Before this trial only young people had known socialists. Now an amazed public witnessed the radiant faces of these girls, with their childishly sweet smiles, calmly going to where there was no return, no hope - they were going to the central prisons, to long years of hard labour.

(4) Sergei Kravchinsky, Russia Under the Tsars (1886)

On the horizon appeared the outlines of a sombre figure, illuminated by some kind of hellish flame, a figure with chin raised proudly in the air, and a gaze that breathed provocation and vengeance. Passing through the frightened crowds, the revolutionary enters with proud step on to the arena of history. He is wonderful, awe-inspiring and irresistible, for he unites the two most lofty forms of human grandeur, the martyr and the hero.

(5) Sergei Kravchinsky, Underground Russia Revolutionary Profiles (1883)

Sophia Perovskaya is a living reflection of the continuous efforts which this life cost, maintained for months and months in this terrible place, exposed to the prying of so many thousand police spies ... Are not these people, I thought, the real representatives of the Party? Is this not the living picture which typifies the whole struggle? A feeling of enthusiasm fired my heart. We are invincible, I thought, while the source is unexhausted whence springs so much anonymous heroism, the greatest of all heroism.

(6) Sergei Kravchinsky, Underground Russia Revolutionary Profiles (1883)

She did everything, letter-carrier, messenger, sentinel; and often her work was so heavy that it exhausted even her strength, although she was a woman belonging to the working classes. How often had she returned home late at night, worn out and at the end of her strength, having for fourteen hours walked all over the capital, throwing letters into various holes and corners with the proclamations of the Executive Committee! But on the following day she would rise and recommence her work ... There are unknown heroines, obscure toilers, who offer up everything upon the altar of their cause, without asking anything for themselves. They assume the most ungrateful parts, sacrifice themselves for the merest trifles; for lending their names to the correspondence of others; for sheltering a man, often unknown to them; for delivering a parcel without knowing what it contains ... such precisely is the story of Gesia Gelfman.

(7) In her autobiography Olga Liubatovich described how Vera Zasulich and Sergei Kravchinsky reacted to the news that Alexander Soloviev had attempted to kill Alexander II.

In the spring of 1879, the unexpected news of Alexander Soloviev's attempt on the life of the Tsar threw Geneva's Russian colony into turmoil. Vera Zasulich hid away for three days in deep depression: Soloviev's deed obviously reflected a trend toward direct, active struggle against the government, a trend of which Zasulich disapproved. It seemed to me that her nerves were so strongly affected by violent actions like Soloviev's because she consciously (and perhaps unconsciously, as well) regarded her own deed as the first step in this direction.

Other émigrés were incomparably more tolerant of the attempt: Stefanovich and Deich, for example, merely noted that it might hinder political work among the people. Sergei Kravchinsky rejected even this objection.

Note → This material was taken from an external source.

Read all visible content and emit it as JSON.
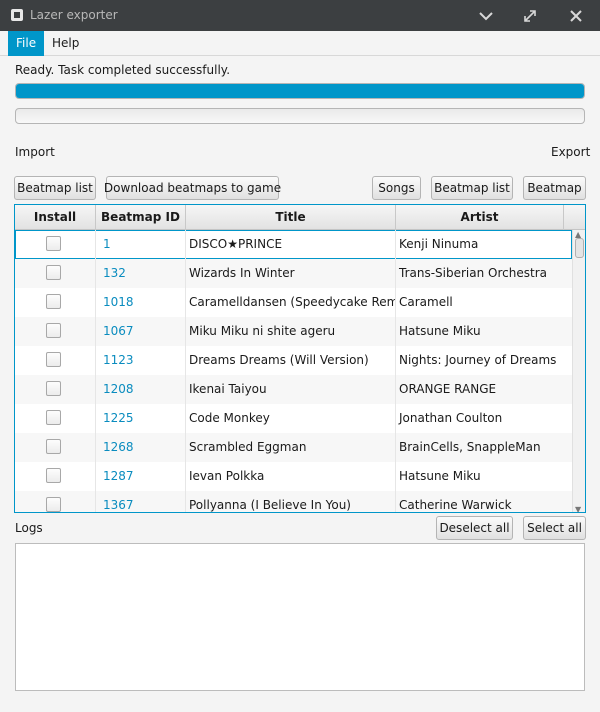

All of us knew from our personal experience, he argued, that extensive work among the people has long been impossible, nor could we expect to expand our activity and attract masses of the people to the socialist cause until we obtained at least a minimum of political freedom, freedom of speech, and the freedom to organize unions.

(8) Vera Figner, Memoirs of a Revolutionary (1927)

Kravchinsky... declared that all methods were fair, but they created a cult of dynamite and the dagger, and crowned the terrorist with a halo. Murder and the scaffold acquired a magnetic charm and attraction for the youth of our country, and the weaker their nervous system, the more oppressive the life around them, the greater their exultation at the thought of revolutionary terror. For since the effects of ideas are hardly perceptible to a revolutionary during the brief span of his lifetime, he wishes to see some concrete palpable manifestation of his will, of his own strength.